Supple – Puppet’s Night Out – Review

Supple

Puppet’s Night Out (Futurist)
by Scott Hefflon

Once I got past the initial shock that Futurist releases alterna-rock, I realized I love Supple. I don’t even like college rock, but Puppet’s Night Out really tore me up like Pinhead in Clive Barker’s Hellraiser. Hooks shooting out of nowhere, hitting their mark and tearing at those soft spots – oh, the beautiful, welcome pain. (It’s 5 AM, I’m tired, O.K.?)

Imagine if the Goo Goo Dolls weren’t so dippy and wrote about longing like they did in the early days. Imagine if any band in this new vulnerable rock (vulnarock, sensitive core, cuddle core, Emo ’96) craze could actually move you with a voice hoarse with desperation and a need to communicate, rather than the simpering whine of how lost and confused they are. Pathetic. I want to slap the lot of them. Imagine if any alternashit band actually turned up their guitars really loud, but then didn’t need to because the songs were so damn strong anyway. The first three songs on this disc lunge through their paces so fluidly, you have to listen to them a few times to pinpoint how they’re yanking so insistently at those telltale heartstrings you left dangling again. While “Guilty” is the single/video pick/first song (surprise, surprise), “Dead Television” gets so personal, you might as well just rip your own heart out with your bare hands and club yourself. Ouch! Powerful stuff.

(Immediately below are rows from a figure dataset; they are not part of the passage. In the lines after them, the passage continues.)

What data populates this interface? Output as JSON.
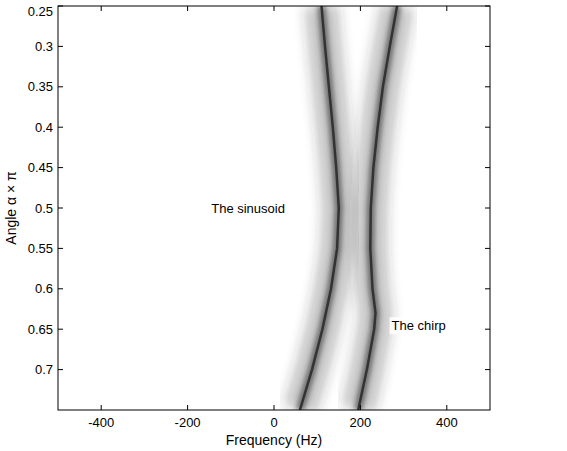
{
  "chart_data": {
    "type": "line",
    "xlabel": "Frequency (Hz)",
    "ylabel": "Angle α × π",
    "xlim": [
      -500,
      500
    ],
    "xticks": [
      -400,
      -200,
      0,
      200,
      400
    ],
    "ylim": [
      0.75,
      0.25
    ],
    "yticks": [
      0.25,
      0.3,
      0.35,
      0.4,
      0.45,
      0.5,
      0.55,
      0.6,
      0.65,
      0.7
    ],
    "grid": false,
    "series": [
      {
        "color": "#333333",
        "x": [
          110,
          118,
          127,
          136,
          144,
          150,
          146,
          132,
          112,
          88,
          60
        ],
        "values": [
          0.25,
          0.3,
          0.35,
          0.4,
          0.45,
          0.5,
          0.55,
          0.6,
          0.65,
          0.7,
          0.75
        ]
      },
      {
        "color": "#333333",
        "x": [
          285,
          268,
          252,
          240,
          230,
          224,
          223,
          228,
          235,
          232,
          215,
          195
        ],
        "values": [
          0.25,
          0.3,
          0.35,
          0.4,
          0.45,
          0.5,
          0.55,
          0.6,
          0.63,
          0.65,
          0.7,
          0.75
        ]
      }
    ],
    "annotations": [
      {
        "text": "The sinusoid",
        "x": -60,
        "y": 0.5
      },
      {
        "text": "The chirp",
        "x": 335,
        "y": 0.645
      }
    ]
  }
}
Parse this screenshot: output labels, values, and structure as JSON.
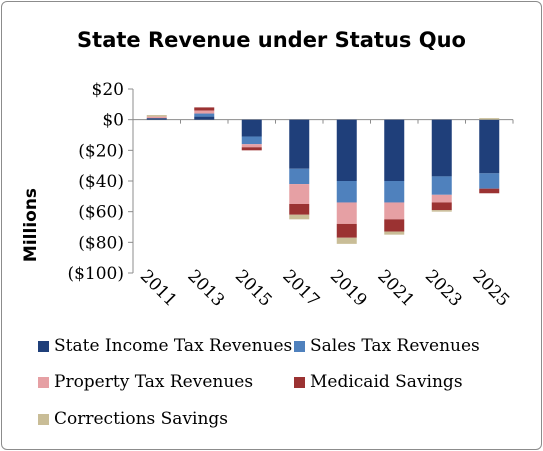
{
  "chart_data": {
    "type": "bar",
    "stacked": true,
    "title": "State Revenue under Status Quo",
    "ylabel": "Millions",
    "xlabel": "",
    "ylim": [
      -100,
      20
    ],
    "yticks": [
      20,
      0,
      -20,
      -40,
      -60,
      -80,
      -100
    ],
    "ytick_labels": [
      "$20",
      "$0",
      "($20)",
      "($40)",
      "($60)",
      "($80)",
      "($100)"
    ],
    "categories": [
      "2011",
      "2013",
      "2015",
      "2017",
      "2019",
      "2021",
      "2023",
      "2025"
    ],
    "grid": false,
    "legend_position": "bottom",
    "series": [
      {
        "name": "State Income Tax Revenues",
        "color": "#1f3f7a",
        "values": [
          1,
          2,
          -11,
          -32,
          -40,
          -40,
          -37,
          -35
        ]
      },
      {
        "name": "Sales Tax Revenues",
        "color": "#4f81bd",
        "values": [
          0,
          2,
          -5,
          -10,
          -14,
          -14,
          -12,
          -10
        ]
      },
      {
        "name": "Property Tax Revenues",
        "color": "#e6a0a4",
        "values": [
          1,
          2,
          -2,
          -13,
          -14,
          -11,
          -5,
          0
        ]
      },
      {
        "name": "Medicaid Savings",
        "color": "#9b3232",
        "values": [
          0,
          2,
          -2,
          -7,
          -9,
          -8,
          -5,
          -3
        ]
      },
      {
        "name": "Corrections Savings",
        "color": "#c9bd97",
        "values": [
          1,
          0,
          0,
          -3,
          -4,
          -2,
          -1,
          1
        ]
      }
    ]
  }
}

Actually, “I Don’t Know” does much the same, but it begins with a mild-mannered Nirvana-esque intro before launching into the frantic fit of self-loathing frustration. I first mistook “Cindy Crawford Can’t Cook” for a spoof, a cute little ditty, but it too, disembowels America’s bloated underbelly. Pure poetry (God, who writes the lyrics?). As for “Special Friend,” I’m not going there. Some innards should stay inside. Not a favorite song, anyway, despite the co-vocaling of Thumper’s Amy Romesburg. Then, well… the songs all kinda slow down. My attention wanders. “Deep Pockets” is a nice Nirvana unplugged thing, and the others kinda keep that strumming-ballad-with-occasional-bursts-of-loud-guitar motif going, but they ain’t shit compared to the emotional sucker punch of the first few songs. Call me a fool for loving peppy, upbeat-sounding songs about being thoroughly miserable. Ah, but what wit with which they whine.